Modern zamanlara dönülecek olursa Amerika’ya ilk yerleşildiğinde Avrupa’dan Amerika’ya göç eden zanaatkârlar usta-çırak ilişkilerini düzenleyen sözleşme alışkanlıklarını da birlikte getirmişlerdir. Bu sözleşmeler içeriklerini İngiliz pratiklerinden çıraklık formları olarak almışlardır. Bu tür sözleşmeler çıraklara ustalarıyla yaptıkları anlaşma sonucunda verilmiştir. Günümüzde çıraklar eğitimlerine 14 yaşlarında başlarlar. Ayrıca çıraklık sözleşmesi işverenle birlikte imzalanır eğer çırağın yaşı küçükse velinin imzası gerekmektedir. Fakat durum 1640’larda tamamen farklıydı. Çıraklık daha küçük yaşlarda başlanır ve sözleşme tek taraflı olarak imzalanırdı. New England kolonisinde ailesi tarafından geçimleri sağlanamayan 10 yaşından küçükler kendilerine ticaret öğreten ustalara çırak olarak verilirlerdi. Bu uygulama “fakir kanunları” isimli kanunla resmileştirilmişti (www.lni.wa.gov, 2006).

İngiltere’de çırakların çıraklık sürecini tamamlamak için bir sınavdan geçmeleri gerekmekteydi. Bu sınavın geçerliliği için bir grup ustanın veya lonca teşkilatından bir grubun onayı gerekmekteydi. Örneğin tekstil sektöründe çıraklar belgelerini almak için çok sayıda ürün yapmak zorundaydılar. Ayakkabıcı çırakları ise çeşitli sayıda ve ebatta ayakkabı yaptıklarında belge alabiliyorlardı (www.lni.wa.gov, 2006).
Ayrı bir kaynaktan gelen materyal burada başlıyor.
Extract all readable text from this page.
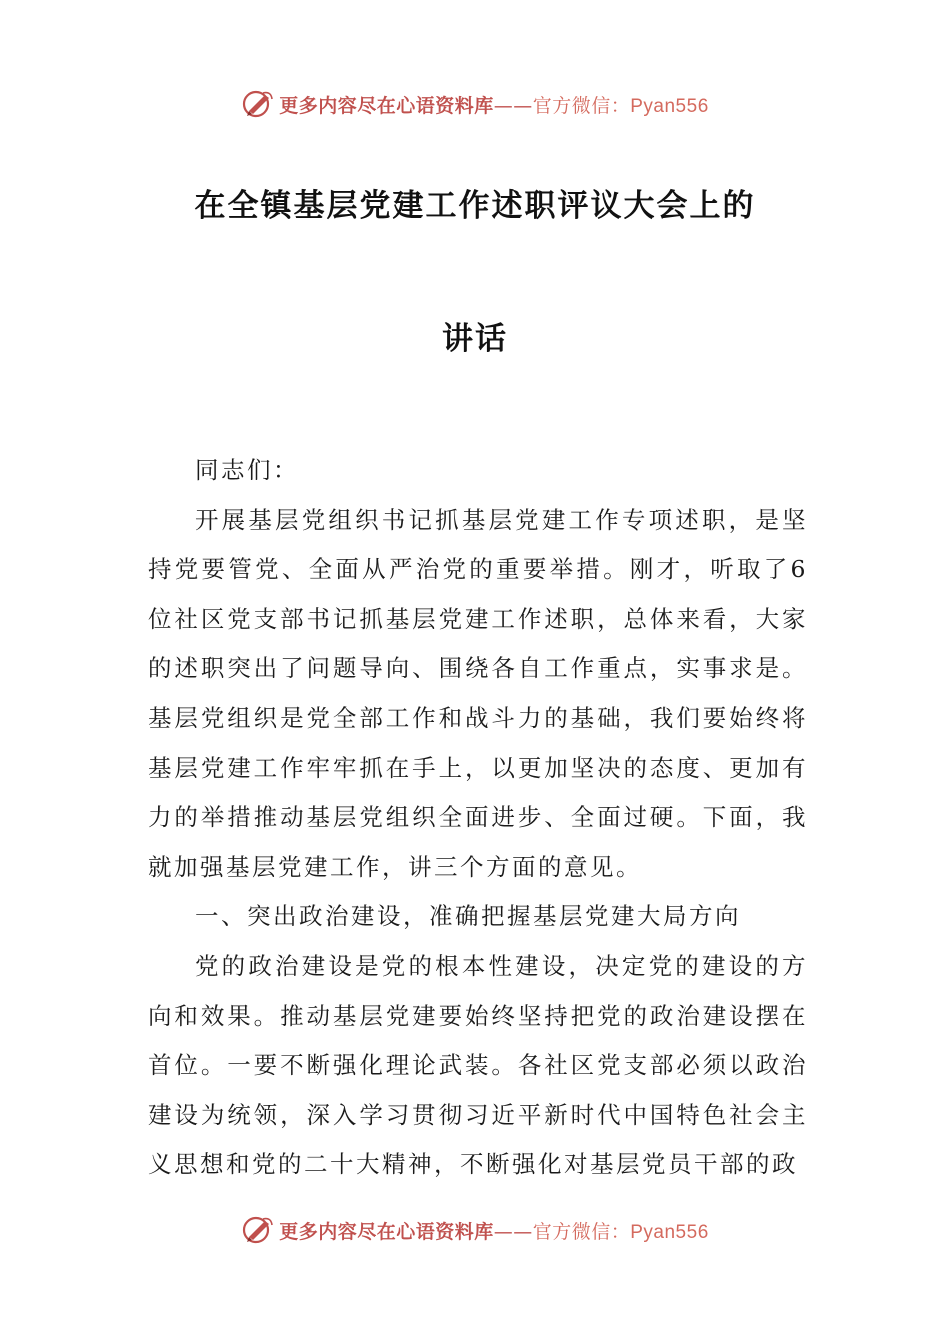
更多内容尽在心语资料库——官方微信：Pyan556
在全镇基层党建工作述职评议大会上的
讲话

同志们：

开展基层党组织书记抓基层党建工作专项述职，是坚持党要管党、全面从严治党的重要举措。刚才，听取了6位社区党支部书记抓基层党建工作述职，总体来看，大家的述职突出了问题导向、围绕各自工作重点，实事求是。基层党组织是党全部工作和战斗力的基础，我们要始终将基层党建工作牢牢抓在手上，以更加坚决的态度、更加有力的举措推动基层党组织全面进步、全面过硬。下面，我就加强基层党建工作，讲三个方面的意见。

一、突出政治建设，准确把握基层党建大局方向

党的政治建设是党的根本性建设，决定党的建设的方向和效果。推动基层党建要始终坚持把党的政治建设摆在首位。一要不断强化理论武装。各社区党支部必须以政治建设为统领，深入学习贯彻习近平新时代中国特色社会主义思想和党的二十大精神，不断强化对基层党员干部的政

更多内容尽在心语资料库——官方微信：Pyan556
Selçuklu Döneminde Çıraklık Eğitimi:

Selçuklular devrinde yetişmiş olan Ahi Evren (1171- 1261), güçlü bir ilim ve fikir adamıdır. Ahi Evren'in teşkilatçı düşüncelerinin devlet tarafından himaye edilmesi, Ahi teşkilatının kurulmasına vesile olmuştur. Ahi Evren, "Sultanlara Öğüt" adlı kitabında, “Allah insanları yemek, içmek, evlenmek, meslek edinmek gibi çok şeylere muhtaç olarak yaratmıştır. Hiç kimse kendi başına bu ihtiyaçları karşılayamaz. Durum böyle olunca demircilik, marangozluk gibi çeşitli meslekleri yürütmek için çok insan gerekli olduğu gibi demircilik, marangozluk ve diğer bütün meslekler ve sanatlar da bir takım alet ve edevatla yapılabileceği için, bu alet ve edevatı tedarik için de ayrıca çok sayıda insana ihtiyaç vardır. Bu bakımdan insan toplum için gerekli olan bütün sanat

(29)

kollarının yaşatılması ve bu işe yeterli miktarda insanı yönlendirmek lüzumludur.” Şeklinde devrin sultanına öğüt vermiştir (Bayram, 1986; Akt. Arslan, 1995).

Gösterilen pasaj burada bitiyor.